Great swaths of her life were white space to her husband
Fates and Furies
by Lauren Groff
This is some ways the very epitome of “literary fiction” and yet it defied my expectations many times. I had expected to like it, after thoroughly enjoying Groff’s previous novel The Monsters of Templeton. This is quite different, but once again, really good.
It’s the story of a marriage, that of Lotto and Mathilde. What makes this book different is that the entire marriage is told from Lotto’s perspective, and then from Mathilde’s. The narrative voice, revealed occasionally in square-bracketed asides, is first the Fates (for Lotto) and then the Furies (for Mathilde). As you might guess from that, Lotto’s story is all about his fate: who he is meant to become, what is meant to achieve. Mathilde’s story is largely about her fury, how it drives her.
“The Buddha laughed in silence from the mantelpiece. Around him, a lushness of poinsettias. Below, a fire Lotto had dared to make out of sticks collected from the park. Later, there would be a chimney fire, a sound of wind like a rushing freight train, and the trucks arriving in the night.”

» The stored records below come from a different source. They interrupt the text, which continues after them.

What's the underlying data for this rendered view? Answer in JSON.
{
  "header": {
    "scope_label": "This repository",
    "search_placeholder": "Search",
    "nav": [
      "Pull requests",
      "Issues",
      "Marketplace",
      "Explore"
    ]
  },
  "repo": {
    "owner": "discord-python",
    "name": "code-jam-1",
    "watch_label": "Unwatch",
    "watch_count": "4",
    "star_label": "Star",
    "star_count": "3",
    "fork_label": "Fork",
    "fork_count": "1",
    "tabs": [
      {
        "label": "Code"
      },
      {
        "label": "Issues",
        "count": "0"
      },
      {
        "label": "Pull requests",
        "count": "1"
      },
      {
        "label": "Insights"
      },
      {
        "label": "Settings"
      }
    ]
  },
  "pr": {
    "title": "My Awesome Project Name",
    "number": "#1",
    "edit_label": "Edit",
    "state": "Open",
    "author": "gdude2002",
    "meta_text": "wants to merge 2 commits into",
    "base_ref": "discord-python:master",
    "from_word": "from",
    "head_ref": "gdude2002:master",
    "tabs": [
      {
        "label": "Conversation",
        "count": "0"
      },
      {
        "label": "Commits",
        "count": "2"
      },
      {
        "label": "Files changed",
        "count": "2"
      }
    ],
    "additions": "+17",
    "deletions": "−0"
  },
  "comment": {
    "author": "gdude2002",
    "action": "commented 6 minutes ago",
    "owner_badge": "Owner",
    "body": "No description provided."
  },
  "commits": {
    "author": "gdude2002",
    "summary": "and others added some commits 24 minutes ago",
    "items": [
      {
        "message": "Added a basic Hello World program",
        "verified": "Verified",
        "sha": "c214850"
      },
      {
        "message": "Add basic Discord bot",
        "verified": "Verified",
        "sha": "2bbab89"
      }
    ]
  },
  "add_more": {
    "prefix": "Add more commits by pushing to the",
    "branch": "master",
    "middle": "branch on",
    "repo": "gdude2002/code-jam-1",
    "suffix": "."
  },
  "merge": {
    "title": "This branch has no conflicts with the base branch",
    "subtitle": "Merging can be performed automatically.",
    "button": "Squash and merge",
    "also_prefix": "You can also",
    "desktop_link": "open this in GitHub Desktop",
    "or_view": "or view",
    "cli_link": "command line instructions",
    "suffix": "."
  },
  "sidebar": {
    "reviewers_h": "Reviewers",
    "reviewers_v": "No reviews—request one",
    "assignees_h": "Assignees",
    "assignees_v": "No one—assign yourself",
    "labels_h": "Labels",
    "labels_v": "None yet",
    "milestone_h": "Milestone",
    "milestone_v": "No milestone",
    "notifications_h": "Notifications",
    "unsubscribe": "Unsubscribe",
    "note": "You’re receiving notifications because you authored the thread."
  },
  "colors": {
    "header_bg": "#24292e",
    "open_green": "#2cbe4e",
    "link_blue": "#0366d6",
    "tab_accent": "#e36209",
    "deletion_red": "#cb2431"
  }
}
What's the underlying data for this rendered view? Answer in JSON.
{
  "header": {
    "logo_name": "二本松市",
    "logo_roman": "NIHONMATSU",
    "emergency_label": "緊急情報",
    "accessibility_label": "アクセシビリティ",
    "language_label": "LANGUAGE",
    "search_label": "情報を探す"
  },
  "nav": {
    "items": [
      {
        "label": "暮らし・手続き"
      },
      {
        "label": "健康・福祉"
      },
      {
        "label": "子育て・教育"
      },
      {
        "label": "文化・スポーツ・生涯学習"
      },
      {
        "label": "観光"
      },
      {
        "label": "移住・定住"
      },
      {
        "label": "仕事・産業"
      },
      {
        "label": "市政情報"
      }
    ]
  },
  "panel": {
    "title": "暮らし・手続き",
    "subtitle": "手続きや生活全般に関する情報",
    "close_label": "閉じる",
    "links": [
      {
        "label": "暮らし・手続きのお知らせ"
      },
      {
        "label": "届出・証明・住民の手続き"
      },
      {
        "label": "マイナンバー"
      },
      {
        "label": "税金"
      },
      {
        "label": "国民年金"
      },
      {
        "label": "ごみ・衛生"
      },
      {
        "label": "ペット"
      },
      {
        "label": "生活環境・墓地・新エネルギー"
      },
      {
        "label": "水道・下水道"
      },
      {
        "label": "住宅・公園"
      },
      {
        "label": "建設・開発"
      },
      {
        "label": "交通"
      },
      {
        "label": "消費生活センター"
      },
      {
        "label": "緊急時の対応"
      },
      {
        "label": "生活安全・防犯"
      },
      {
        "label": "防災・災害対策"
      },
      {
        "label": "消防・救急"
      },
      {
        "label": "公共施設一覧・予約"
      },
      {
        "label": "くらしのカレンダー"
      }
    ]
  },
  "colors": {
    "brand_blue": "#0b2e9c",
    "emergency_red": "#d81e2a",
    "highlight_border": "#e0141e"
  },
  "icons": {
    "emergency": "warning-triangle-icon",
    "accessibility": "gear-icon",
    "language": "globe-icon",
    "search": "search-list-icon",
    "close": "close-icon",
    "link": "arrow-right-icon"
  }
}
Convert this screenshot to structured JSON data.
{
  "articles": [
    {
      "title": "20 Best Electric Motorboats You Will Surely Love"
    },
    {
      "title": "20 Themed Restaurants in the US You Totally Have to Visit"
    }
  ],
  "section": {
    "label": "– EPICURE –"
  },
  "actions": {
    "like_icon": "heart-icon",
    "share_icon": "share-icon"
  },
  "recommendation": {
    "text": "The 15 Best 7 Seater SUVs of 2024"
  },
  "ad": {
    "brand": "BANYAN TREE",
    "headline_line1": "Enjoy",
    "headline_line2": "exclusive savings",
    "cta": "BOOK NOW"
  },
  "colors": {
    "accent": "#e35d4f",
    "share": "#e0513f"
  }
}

As adults, Lotto and Mathilde are almost clichés – the selfish artist and his self-sacrificing wife. But Lotto is the warm, cuddly, beloved one, while Mathilde is cold, a hardass who gets things done. White, middle class, educated, they marry young, within weeks of meeting, and the early chapters recount a series of parties at their New York City apartment. The group of friends and family ebbs and flows as the years pass. New partners, children, fall-outs and break-ups surround the central couple.
Lotto and Mathilde’s childhoods are far from ordinary. There’s a fairytale-like oddness to both their backgrounds. Lotto’s mother, for years a mermaid in a theme park, could have stepped straight out of a Tim Burton film. Groff sketches this background quickly, in just a few pages, but picking out just the right details to make it engrossing.
“Great swaths of her life were white space to her husband. What she did not tell him balanced neatly with what she did. Still, there are untruths made of words and untruths made of silences, and she had only ever lied to Lotto in what she never said.”
Inevitably, the second half of the book is the revelatory part, where we learn the hidden secrets, the things that were not as they seemed. Groff manages to not go down the expected paths with this. The secrets the couple had kept are both good and bad, small and large, and reveal more about both of them as people. But most of all, the secrets are not the whole point.
Groff’s writing is somehow both lyrical and concise. She reveals the complex and extraordinary in the ordinary and everyday. It’s a beautiful, often sad, sometimes sweet story. It’s also a very adult story, in every sense of the word. I suspect I would not have appreciated this book 15 years ago (had it existed) and even now it took a little time to grow on me, but by the end I was a thorough convert.
“It occurred to her then that life was conical in shape, the past broadening beyond the sharp point of the lived moment. The more life you had, the more the base expanded, so that the wounds and treasons that were nearly imperceptible when they happened stretched like tiny dots on a balloon slowly blown up. A speck on the slender child grows into a gross deformity in the adult, inescapable, ragged at the edges.”
Published 2015 by Penguin Random House.